If, for every non-negative integer \(n\), the sum of “\(10^n\)’s place of \(A\)” and “\(10^n\)’s place of \(B\)” is \(9\) or less, then there will be no carries.
Conversely, if there exists a non-negative integer \(n\) such that the sum of “\(10^n\)’s place of \(A\)” and “\(10^n\)’s place of \(B\)” is \(10\) or more, then there will be a carry.
One of the easiest implementation is to check in order, the least significant digits first. Specifically, we apply the following algorithm.

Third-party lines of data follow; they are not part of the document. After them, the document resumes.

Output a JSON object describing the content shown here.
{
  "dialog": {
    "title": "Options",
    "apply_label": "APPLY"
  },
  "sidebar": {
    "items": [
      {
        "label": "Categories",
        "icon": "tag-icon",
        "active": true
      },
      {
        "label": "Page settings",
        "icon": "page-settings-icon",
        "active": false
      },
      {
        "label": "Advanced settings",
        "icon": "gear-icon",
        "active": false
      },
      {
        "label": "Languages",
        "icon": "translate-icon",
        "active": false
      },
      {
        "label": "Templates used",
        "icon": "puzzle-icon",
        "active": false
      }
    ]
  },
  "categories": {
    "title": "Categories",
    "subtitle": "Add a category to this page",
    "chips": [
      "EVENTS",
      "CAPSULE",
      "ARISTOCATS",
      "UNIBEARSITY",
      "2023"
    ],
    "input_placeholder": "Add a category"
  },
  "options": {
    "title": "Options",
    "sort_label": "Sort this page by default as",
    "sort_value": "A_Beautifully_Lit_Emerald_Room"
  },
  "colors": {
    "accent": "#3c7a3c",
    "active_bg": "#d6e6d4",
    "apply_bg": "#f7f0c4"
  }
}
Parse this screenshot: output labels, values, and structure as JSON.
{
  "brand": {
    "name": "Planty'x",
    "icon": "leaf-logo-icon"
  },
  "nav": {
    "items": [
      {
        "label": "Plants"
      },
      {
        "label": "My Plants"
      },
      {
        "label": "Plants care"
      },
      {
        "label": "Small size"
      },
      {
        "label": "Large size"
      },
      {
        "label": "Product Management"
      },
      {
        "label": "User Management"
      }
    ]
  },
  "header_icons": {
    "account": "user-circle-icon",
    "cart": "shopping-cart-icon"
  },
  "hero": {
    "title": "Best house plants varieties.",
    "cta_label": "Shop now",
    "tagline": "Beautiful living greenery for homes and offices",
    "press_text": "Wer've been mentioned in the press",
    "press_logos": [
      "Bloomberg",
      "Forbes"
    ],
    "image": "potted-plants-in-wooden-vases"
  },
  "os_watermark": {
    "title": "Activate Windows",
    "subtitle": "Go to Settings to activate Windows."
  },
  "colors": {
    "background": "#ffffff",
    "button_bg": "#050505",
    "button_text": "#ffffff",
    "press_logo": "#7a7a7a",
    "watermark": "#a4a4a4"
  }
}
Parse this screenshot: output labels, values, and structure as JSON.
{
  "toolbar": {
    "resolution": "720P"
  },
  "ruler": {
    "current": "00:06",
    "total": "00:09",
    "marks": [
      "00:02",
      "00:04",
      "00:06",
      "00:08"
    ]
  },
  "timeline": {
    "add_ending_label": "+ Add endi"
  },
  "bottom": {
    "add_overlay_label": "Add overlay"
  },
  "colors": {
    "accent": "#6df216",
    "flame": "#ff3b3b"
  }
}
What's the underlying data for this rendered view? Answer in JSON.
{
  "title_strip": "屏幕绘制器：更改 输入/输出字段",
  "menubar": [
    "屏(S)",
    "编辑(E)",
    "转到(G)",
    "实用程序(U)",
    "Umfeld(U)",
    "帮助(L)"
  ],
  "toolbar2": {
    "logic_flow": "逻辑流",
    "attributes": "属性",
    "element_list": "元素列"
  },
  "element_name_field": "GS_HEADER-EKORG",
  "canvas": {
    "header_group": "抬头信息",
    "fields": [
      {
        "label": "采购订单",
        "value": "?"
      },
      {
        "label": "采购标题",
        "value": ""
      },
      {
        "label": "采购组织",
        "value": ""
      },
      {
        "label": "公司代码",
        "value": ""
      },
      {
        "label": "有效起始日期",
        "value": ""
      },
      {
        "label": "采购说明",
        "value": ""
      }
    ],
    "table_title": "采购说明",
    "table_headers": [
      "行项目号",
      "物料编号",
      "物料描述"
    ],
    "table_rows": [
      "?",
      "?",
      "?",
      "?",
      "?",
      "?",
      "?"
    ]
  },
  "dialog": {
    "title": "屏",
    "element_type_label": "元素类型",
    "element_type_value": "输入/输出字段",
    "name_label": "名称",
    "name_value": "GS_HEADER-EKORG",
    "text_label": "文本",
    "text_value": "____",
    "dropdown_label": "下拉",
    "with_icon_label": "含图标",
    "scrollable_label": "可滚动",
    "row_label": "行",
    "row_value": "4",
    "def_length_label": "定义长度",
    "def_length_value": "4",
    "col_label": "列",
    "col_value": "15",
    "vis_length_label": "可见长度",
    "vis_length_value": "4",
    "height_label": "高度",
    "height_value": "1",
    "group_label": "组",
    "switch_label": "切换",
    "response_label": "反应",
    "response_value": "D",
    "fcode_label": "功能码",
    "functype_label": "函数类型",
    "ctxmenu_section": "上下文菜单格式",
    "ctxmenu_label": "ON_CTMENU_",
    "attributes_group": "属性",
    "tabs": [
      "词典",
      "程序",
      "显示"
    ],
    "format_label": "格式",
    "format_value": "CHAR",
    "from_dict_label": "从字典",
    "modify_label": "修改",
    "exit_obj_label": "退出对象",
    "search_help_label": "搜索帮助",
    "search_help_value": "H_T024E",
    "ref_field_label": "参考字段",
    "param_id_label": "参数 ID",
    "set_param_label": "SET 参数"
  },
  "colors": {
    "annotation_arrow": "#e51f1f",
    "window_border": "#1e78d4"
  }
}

1. Find the sum of the remainder of \(A\) divided by \(10\) and the remainder of \(B\) divided by \(10\). If this is more than or equal to \(10\), then there will be a carry, so print Hard and exit.
2. Divide \(A\) and \(B\) by \(10\), respectively (with the fractional parts rounded down).
3. Repeat the operations 1 and 2 until either \(A\) or \(B\) becomes \(0\). If no carry has been detected, then there will be no carry, so print Easy and exit.

Sample code (C++)

#include<bits/stdc++.h>
using namespace std;
int main(){
  long long a,b;
  cin >> a >> b;
  while(a>0 && b>0){
    if((a%10)+(b%10)>=10){cout << "Hard\n";return 0;}
    a/=10;b/=10;
  }
  cout << "Easy\n";
}